Uma planta de uma espécie nativa que já não aparecia havia muito tempo ressurgiu de forma inesperada no interior de Minas Gerais.
Pesquisadores registraram o retorno de uma orquídea rara no Parque Municipal da Serra da Moega, em Ubá, e o achado abriu uma nova frente científica em uma área que só recentemente começou a receber atenção sistemática.
Planta brasileira que havia sumido ressurge pela 1ª vez em Minas Gerais
A planta identificada é a Cycnoches pentadactylon Lindl, conhecida popularmente como Pescoço de Cisne. A espécie é considerada uma das orquídeas mais ameaçadas do país e costuma ser encontrada em regiões úmidas do Sudeste brasileiro e também em áreas do Peru.
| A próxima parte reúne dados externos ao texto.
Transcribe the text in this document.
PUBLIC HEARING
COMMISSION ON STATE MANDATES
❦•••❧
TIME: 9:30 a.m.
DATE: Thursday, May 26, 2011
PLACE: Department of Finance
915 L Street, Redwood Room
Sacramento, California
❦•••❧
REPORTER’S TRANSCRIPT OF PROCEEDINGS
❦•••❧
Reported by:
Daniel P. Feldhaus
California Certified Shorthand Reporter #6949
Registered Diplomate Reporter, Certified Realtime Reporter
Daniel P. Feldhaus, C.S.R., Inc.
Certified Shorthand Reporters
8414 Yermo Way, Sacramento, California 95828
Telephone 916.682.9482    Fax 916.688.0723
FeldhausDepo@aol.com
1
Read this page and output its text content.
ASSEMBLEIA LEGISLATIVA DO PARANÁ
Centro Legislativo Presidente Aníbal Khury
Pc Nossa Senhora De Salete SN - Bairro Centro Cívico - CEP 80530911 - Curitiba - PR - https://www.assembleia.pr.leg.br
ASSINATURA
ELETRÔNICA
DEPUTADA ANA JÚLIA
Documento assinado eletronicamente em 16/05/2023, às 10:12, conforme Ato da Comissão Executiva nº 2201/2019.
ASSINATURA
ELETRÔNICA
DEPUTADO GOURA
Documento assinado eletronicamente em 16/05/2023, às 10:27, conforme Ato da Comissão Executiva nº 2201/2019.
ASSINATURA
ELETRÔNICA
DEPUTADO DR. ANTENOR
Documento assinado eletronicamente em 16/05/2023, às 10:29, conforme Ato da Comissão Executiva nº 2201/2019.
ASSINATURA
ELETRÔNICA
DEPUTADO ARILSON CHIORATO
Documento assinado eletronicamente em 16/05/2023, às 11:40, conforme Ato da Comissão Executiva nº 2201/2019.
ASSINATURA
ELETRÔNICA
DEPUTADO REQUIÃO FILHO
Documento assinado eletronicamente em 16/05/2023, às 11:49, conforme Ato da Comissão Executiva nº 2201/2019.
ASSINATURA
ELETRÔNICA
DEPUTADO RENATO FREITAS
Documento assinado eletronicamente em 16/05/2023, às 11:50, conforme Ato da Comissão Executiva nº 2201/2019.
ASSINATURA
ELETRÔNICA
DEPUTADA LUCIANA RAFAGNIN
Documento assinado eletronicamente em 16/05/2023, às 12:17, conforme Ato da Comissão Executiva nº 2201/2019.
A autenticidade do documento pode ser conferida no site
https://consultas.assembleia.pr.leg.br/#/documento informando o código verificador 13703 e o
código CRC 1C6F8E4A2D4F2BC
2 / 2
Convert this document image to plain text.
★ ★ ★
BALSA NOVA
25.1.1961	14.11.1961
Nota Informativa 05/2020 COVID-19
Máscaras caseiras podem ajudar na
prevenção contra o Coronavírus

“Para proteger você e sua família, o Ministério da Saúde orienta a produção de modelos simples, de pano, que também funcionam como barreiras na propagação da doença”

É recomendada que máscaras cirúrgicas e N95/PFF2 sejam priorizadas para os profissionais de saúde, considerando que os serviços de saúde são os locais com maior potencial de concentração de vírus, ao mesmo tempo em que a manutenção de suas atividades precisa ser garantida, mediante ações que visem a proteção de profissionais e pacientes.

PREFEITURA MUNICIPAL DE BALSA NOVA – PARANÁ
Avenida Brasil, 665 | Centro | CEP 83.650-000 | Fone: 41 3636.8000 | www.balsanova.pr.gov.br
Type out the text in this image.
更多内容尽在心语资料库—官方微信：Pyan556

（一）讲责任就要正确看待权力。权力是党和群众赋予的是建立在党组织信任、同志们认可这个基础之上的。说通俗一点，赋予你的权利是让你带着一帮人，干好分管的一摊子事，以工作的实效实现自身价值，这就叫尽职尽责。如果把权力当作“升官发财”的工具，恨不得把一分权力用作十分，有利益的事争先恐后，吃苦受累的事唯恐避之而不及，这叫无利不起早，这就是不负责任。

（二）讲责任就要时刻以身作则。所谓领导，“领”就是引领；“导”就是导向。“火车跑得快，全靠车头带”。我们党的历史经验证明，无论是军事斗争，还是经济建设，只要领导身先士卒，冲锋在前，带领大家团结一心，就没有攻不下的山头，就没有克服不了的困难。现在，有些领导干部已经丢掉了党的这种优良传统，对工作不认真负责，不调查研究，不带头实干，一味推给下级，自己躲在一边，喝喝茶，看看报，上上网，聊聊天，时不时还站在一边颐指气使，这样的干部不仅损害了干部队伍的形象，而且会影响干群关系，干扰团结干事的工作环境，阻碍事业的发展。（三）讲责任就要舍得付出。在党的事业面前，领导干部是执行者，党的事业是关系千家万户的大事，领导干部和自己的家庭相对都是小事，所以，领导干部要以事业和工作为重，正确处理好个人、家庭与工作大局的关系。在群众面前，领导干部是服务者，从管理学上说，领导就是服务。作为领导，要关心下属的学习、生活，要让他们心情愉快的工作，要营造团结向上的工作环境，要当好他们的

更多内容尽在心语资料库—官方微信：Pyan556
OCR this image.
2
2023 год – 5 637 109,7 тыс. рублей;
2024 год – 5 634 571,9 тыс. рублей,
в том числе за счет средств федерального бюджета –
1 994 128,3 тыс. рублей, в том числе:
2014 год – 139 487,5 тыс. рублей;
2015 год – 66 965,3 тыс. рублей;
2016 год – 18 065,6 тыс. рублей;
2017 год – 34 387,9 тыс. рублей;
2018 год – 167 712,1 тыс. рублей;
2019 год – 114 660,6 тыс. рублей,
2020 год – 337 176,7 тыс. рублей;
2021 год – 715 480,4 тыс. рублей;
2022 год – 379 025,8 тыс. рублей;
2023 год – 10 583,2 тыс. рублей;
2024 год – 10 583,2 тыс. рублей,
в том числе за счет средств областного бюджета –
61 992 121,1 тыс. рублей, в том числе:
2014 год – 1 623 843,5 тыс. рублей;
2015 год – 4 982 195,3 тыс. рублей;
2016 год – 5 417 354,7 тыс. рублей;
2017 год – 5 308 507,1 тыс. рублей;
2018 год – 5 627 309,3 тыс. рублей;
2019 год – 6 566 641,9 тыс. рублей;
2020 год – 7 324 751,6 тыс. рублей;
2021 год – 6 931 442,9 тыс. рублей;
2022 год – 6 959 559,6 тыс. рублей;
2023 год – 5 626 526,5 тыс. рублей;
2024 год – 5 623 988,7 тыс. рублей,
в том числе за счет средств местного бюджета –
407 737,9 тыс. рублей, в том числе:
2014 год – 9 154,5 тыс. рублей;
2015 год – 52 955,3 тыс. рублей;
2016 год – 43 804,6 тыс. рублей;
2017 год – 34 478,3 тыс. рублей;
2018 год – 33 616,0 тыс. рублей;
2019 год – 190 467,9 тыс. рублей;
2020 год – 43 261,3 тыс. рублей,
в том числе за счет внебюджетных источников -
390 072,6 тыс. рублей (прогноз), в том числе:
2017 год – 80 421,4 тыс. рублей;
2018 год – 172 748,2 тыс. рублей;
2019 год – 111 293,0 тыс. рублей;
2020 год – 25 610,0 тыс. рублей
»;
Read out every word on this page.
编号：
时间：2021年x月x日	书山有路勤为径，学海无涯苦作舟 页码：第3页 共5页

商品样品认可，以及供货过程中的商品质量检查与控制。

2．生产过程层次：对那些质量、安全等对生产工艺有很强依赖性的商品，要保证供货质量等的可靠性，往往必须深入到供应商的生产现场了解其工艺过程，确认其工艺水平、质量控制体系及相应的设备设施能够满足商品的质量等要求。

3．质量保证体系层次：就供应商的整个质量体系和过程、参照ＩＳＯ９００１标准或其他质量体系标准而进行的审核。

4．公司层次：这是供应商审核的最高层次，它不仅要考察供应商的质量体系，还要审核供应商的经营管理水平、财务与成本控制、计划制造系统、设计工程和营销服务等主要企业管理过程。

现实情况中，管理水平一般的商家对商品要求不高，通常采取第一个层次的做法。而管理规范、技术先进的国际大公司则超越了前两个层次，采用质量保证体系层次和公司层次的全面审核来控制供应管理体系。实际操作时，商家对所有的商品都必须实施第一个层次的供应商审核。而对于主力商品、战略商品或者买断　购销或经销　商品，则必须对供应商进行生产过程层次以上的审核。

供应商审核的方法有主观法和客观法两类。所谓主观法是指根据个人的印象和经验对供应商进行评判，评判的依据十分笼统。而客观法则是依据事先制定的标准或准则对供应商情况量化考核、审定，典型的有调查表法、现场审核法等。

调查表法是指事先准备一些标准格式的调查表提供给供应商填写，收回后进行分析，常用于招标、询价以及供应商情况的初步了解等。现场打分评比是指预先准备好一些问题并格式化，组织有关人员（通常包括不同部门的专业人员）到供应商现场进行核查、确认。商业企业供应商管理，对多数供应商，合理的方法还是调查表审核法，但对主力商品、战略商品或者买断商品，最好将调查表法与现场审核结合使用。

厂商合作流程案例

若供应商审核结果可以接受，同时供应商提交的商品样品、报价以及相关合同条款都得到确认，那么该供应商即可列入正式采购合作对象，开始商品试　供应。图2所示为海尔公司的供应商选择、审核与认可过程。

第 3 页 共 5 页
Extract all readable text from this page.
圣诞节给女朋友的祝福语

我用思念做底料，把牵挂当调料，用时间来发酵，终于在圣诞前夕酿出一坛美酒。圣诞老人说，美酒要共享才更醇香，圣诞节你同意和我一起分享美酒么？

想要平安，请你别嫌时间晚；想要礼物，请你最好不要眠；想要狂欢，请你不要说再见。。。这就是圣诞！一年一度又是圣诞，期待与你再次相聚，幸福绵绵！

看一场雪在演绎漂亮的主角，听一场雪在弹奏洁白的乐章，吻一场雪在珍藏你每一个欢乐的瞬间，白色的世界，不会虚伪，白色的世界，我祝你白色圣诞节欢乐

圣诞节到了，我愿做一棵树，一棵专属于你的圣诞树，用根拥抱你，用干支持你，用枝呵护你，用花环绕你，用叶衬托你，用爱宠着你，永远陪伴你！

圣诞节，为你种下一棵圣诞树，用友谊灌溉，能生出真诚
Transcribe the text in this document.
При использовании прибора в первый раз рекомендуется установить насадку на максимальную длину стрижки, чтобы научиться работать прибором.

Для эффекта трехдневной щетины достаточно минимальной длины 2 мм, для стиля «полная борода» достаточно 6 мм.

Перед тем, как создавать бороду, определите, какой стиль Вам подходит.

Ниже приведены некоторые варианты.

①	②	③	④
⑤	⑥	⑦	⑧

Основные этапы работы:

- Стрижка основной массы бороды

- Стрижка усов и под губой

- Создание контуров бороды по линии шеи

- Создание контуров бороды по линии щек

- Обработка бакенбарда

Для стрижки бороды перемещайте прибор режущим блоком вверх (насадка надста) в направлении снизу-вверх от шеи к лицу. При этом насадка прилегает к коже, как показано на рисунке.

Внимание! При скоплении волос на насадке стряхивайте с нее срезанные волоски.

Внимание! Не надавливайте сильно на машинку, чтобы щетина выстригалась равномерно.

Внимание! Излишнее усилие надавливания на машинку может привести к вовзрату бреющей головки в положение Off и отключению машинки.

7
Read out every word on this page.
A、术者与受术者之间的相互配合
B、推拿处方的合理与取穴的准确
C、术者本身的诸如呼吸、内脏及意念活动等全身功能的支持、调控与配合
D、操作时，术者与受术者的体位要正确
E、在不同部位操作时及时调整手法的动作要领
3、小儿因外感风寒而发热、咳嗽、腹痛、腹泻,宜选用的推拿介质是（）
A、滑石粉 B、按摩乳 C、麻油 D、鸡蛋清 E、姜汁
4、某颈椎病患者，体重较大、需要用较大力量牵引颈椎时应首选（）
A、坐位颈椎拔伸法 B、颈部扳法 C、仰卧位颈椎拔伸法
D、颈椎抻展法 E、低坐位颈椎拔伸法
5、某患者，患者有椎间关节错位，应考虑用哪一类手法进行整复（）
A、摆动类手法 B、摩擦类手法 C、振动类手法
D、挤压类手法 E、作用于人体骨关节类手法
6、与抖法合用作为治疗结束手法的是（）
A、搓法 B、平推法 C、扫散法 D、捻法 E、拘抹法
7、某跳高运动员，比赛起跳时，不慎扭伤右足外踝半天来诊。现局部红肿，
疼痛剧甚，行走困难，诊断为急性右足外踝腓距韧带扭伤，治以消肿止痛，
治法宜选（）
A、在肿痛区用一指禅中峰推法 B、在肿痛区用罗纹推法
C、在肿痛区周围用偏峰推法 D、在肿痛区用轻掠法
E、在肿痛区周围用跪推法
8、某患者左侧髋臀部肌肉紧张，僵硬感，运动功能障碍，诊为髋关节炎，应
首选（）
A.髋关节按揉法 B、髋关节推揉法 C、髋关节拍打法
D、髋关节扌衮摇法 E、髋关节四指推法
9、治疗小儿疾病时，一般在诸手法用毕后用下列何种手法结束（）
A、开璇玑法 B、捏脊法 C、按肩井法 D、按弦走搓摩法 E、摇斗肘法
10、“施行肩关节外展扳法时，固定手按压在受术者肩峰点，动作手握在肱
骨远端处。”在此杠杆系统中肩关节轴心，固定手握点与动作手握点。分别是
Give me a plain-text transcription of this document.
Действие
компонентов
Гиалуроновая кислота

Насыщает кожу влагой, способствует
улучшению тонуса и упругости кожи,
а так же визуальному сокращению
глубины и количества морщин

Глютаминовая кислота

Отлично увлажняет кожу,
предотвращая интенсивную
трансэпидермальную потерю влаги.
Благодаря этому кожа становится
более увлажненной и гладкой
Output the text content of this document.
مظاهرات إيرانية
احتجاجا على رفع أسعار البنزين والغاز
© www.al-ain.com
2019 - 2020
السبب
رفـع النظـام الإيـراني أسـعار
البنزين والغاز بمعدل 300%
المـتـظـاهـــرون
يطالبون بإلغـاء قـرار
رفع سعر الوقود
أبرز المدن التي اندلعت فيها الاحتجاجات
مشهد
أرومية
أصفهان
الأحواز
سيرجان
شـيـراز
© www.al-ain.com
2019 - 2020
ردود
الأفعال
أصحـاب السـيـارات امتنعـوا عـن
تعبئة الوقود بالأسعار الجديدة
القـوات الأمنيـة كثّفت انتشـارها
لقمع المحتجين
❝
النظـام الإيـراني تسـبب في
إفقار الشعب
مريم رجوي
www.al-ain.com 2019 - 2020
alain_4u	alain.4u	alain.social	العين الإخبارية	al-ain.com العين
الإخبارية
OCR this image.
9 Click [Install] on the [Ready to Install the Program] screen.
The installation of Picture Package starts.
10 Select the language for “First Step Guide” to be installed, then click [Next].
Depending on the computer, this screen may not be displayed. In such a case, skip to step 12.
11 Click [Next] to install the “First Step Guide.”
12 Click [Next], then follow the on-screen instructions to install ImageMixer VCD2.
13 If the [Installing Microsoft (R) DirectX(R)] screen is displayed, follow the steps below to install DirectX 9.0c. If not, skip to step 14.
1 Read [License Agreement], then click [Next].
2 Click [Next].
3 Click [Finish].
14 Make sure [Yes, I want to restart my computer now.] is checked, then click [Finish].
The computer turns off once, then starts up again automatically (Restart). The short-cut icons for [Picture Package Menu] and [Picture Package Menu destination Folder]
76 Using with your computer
Ela é marcada por flores que variam do marrom ao arroxeado e por uma estrutura floral masculina que forma uma curva elegante, lembrando o pescoço de um cisne.
A população natural da planta vem diminuindo de forma acelerada devido à perda de habitat, o que levou o Centro Nacional de Conservação da Flora a classificá-la como em perigo. No Espírito Santo sua situação é ainda mais crítica.
A redescoberta em Minas Gerais veio a partir de registros fotográficos feitos durante atividades de campo.
A equipe da ProBiodiversa Brasil, formada por Carlos Galván Cisneros, Rodrigo Gorsani, Rafaela Brandão Gomes Silva e Alex Pires Coelho, analisou as imagens, consultou especialistas e revisou estudos disponíveis.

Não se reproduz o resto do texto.